Methods DNA microarray was used to identify semi-quantitatively the differentially expressed genes (DEGs) in the peripheral blood of patients with LDE and that of the healthy controls and the variation trend of these DEGs after nonoperative treatment. Enrichment analysis was done to reveal the functional characteristics of these DEGs, and network analysis was done to identify key genes that contribute to gene dysregulation. The levels of these key genes were measured by qRT-PCR to examine their expression in LDE patients and the controls, and the effect of nonoperative treatment on the expression level.

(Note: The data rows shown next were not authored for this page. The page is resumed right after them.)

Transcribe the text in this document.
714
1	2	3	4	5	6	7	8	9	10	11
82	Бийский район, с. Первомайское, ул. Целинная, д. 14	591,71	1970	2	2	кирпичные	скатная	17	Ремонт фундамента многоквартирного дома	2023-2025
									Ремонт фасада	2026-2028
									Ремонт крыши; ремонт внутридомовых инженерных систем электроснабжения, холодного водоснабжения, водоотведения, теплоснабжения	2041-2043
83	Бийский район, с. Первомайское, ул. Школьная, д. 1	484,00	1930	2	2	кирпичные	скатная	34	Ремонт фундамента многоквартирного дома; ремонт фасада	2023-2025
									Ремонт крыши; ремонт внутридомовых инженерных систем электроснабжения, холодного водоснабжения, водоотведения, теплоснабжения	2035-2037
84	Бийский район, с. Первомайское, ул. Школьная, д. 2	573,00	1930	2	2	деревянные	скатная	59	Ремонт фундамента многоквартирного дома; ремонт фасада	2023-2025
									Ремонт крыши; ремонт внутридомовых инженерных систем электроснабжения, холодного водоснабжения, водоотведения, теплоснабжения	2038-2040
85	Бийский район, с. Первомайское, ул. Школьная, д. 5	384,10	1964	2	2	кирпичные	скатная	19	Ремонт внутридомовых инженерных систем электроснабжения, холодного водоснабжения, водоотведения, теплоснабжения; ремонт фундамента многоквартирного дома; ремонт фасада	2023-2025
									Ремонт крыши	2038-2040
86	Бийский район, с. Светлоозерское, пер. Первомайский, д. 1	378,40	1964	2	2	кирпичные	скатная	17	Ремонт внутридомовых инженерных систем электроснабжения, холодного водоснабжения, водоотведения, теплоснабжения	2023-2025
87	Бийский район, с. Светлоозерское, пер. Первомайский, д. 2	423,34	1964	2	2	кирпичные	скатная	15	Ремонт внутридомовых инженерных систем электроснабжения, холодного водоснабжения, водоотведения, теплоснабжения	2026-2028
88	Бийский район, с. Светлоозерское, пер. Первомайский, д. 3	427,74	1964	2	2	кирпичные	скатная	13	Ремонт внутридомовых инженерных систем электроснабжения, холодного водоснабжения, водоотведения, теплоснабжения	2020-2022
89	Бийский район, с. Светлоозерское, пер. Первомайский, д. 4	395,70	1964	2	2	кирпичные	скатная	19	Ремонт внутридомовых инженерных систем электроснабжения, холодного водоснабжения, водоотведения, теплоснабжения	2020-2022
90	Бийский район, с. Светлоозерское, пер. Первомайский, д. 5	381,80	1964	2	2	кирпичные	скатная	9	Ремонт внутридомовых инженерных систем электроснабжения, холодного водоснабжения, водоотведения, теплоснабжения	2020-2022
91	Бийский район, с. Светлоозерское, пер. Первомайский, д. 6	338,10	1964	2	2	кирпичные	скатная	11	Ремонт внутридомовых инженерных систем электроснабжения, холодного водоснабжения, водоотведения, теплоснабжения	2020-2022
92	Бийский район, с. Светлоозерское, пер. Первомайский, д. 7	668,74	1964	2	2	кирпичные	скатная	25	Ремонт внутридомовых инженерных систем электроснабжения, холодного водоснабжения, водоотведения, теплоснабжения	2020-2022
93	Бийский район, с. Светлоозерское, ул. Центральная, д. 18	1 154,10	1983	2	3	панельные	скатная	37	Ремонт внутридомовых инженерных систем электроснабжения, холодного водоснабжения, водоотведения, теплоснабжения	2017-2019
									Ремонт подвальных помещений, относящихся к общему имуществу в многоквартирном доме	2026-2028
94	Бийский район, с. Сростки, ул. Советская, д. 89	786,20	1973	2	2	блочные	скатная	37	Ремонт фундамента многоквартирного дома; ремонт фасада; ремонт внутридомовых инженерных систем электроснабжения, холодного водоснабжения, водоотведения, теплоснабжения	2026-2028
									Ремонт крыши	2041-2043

Results We identified 153 DEGs in the peripheral blood of LDE patients and healthy controls, including 131 upregulated genes and 22 downregulated genes. Enrichment analysis revealed that most of the DEGs were related to immunity and the inflammatory response. Network analysis revealed that toll-like receptor 4 (TLR4), matrix metallopeptidase 9 (MMP9) and myeloperoxidase (MPO), cathelicidin antimicrobial peptide (CAMP), resistin (RETN), toll-like receptor 5 (TLR5) were the key genes in the protein-protein interaction network. These key genes were all enriched into the terms releated to immunity and the inflammatory response. The patients experienced pain relief after nonoperative treatment. Among the 153 DEGs, TLR5 , interleukin 1 receptor antagonist (IL1RN) and solute carrier family 8 member A1 (SLC8A1) were downregulated after nonoperative treatment. qRT-PCR revealed that the levels of TLR4, MMP9, MPO, CAMP, RETN, TLR5, IL1RN and SLC8A1 in the peripheral blood of the LDE patients were higher than those of the healthy control group (P<0.05). In addition, TLR5, IL1RN and SLC8A1 expression levels decreased after treatmentin in comparison with the levels before treatment (P<0.05).
Conclusion Gene expression in the peripheral blood of LDE patients was characterized by the dysregulation of immune and inflammatory response-related genes, among which, TLR4, MMP9, MPO, CAMP, RETN and TLR5, the genes relevant to immune and inflammatory response, played a key role in the dysregulation of gene expression in the peripheral blood of LDE patients. The outcome of non-operative treatment may be related to the downregulation of the overexpressed TLR5, IL1RN and SLC8A1 in the peripheral blood of patients.